Expert Advice

7 Hand Techniques in Rock Climbing

Some believe that hands must grip large holds to bear more weight, but this is unnecessary.

On vertical walls, hands primarily maintain balance. The contact force between the hold and the hand is critical.

However, avoid exerting excessive force when gripping; instead, keep your hands relaxed and use minimal strength to conserve arm stamina.

Rock walls feature diverse hold shapes—dozens of common types exist—and climbers must familiarize themselves with these shapes to understand where and how to grip and apply force.

Based on the position and direction of protrusions or indentations on holds, the following are key climbing techniques:

Crimp Grip

When gripping the edge of a hold, fingers often cling tightly. However, some holds can be secured using the entire palm rather than relying solely on finger strength. A full-palm grip enhances stability.

Open Grip

If a hold’s edge or small pocket supports the second joint of the fingers, flatten the hand against the rock surface.

Spread and align your fingers to maximize contact with the hold, avoiding a tight grip.

Here, the thumb plays a minor role unless the hold is sloped, in which case the thumb can pinch the hold with other fingers. For rounded holds, the open grip is often optimal.

Pocket Grip

For smaller holds where four fingers can wrap around the edge, press the thumb against the index finger to form a pocket grip.

Avoid unnecessary pressure or strain on the fingers to prevent injury.

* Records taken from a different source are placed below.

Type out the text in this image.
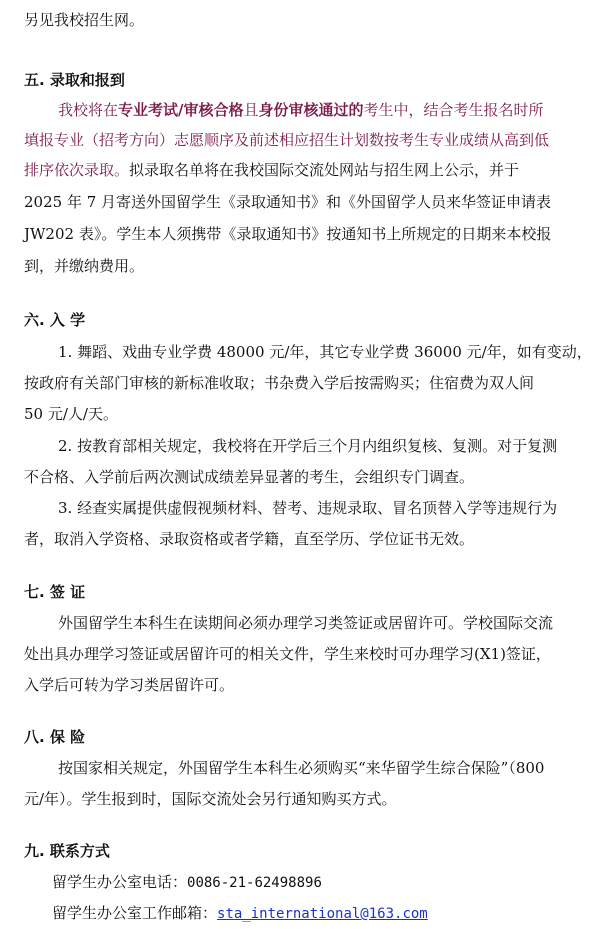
另见我校招生网。
五. 录取和报到
我校将在专业考试/审核合格且身份审核通过的考生中，结合考生报名时所
填报专业（招考方向）志愿顺序及前述相应招生计划数按考生专业成绩从高到低
排序依次录取。拟录取名单将在我校国际交流处网站与招生网上公示，并于
2025 年 7 月寄送外国留学生《录取通知书》和《外国留学人员来华签证申请表
JW202 表》。学生本人须携带《录取通知书》按通知书上所规定的日期来本校报
到，并缴纳费用。
六. 入 学
1. 舞蹈、戏曲专业学费 48000 元/年，其它专业学费 36000 元/年，如有变动，
按政府有关部门审核的新标准收取；书杂费入学后按需购买；住宿费为双人间
50 元/人/天。
2. 按教育部相关规定，我校将在开学后三个月内组织复核、复测。对于复测
不合格、入学前后两次测试成绩差异显著的考生，会组织专门调查。
3. 经查实属提供虚假视频材料、替考、违规录取、冒名顶替入学等违规行为
者，取消入学资格、录取资格或者学籍，直至学历、学位证书无效。
七. 签 证
外国留学生本科生在读期间必须办理学习类签证或居留许可。学校国际交流
处出具办理学习签证或居留许可的相关文件，学生来校时可办理学习(X1)签证，
入学后可转为学习类居留许可。
八. 保 险
按国家相关规定，外国留学生本科生必须购买“来华留学生综合保险”（800
元/年）。学生报到时，国际交流处会另行通知购买方式。
九. 联系方式
留学生办公室电话：0086-21-62498896
留学生办公室工作邮箱：sta_international@163.com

When grabbing upward-facing holds (palms up), use an undercling grip, which relies on counterforce between hands or hands and feet to maintain balance.

Sloper Grip

Bend the wrist and curl the hand, pressing the thumb over the index finger to grip the hold’s outer edge.

This technique leverages the thumb’s strength for control while allowing other fingers to relax.

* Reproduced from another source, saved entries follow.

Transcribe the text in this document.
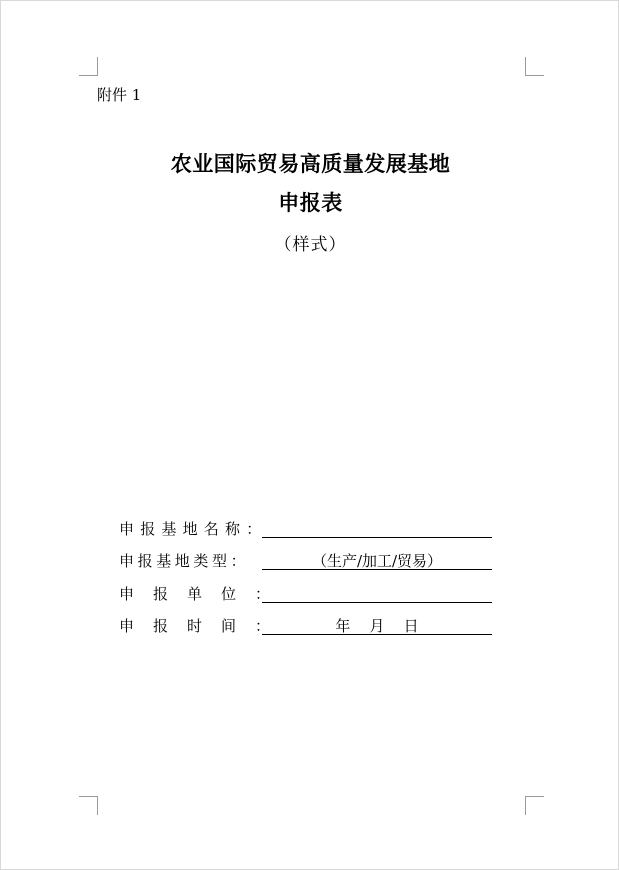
附件 1
农业国际贸易高质量发展基地
申报表
（样式）
申报基地名称：
申报基地类型：	（生产/加工/贸易）
申报单位：
申报时间：	年    月    日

 A sloper grip also relieves forearm strain and serves as a resting posture, commonly used on small, rounded protrusions or slopers.

Pinch Grip

When a hold lacks edges and relies on friction, use a pinch grip. Typically, the thumb opposes the fingers, but in some cases, the thumb can press against the hold’s edge while the other fingers apply force from the opposite direction.

Side Pull

This technique involves positioning the body sideways to the wall, using opposing limbs (e.g., right hand and left foot) to contact the wall.

Extend the free leg to adjust balance and push upward with the engaged leg to reach a higher hold.

 Side pulls are frequently used on overhangs or when holds align in a straight line.

“Jug” or “Bucket” Grip

Natural rock walls and competition routes often feature “jugs”—holes ranging from narrow cracks to large pockets accommodating one or multiple fingers (or even the entire hand).

When gripping jugs, locate the deepest part of the hole for maximum security.

Single-finger jugs are riskiest; accidentally overloading them can strain tendons.

For downward-pulling single-finger jugs, stabilize the grip by pressing the middle finger against the index finger.

Hold shapes and sizes vary, and multiple grip techniques may apply to the same hold. Mastery requires extensive practice.

Finger strength is crucial for climbing techniques. Training methods include fingerboard pull-ups, weighted hangs, and grip-strength exercises like fingertip push-ups or lifting heavy objects.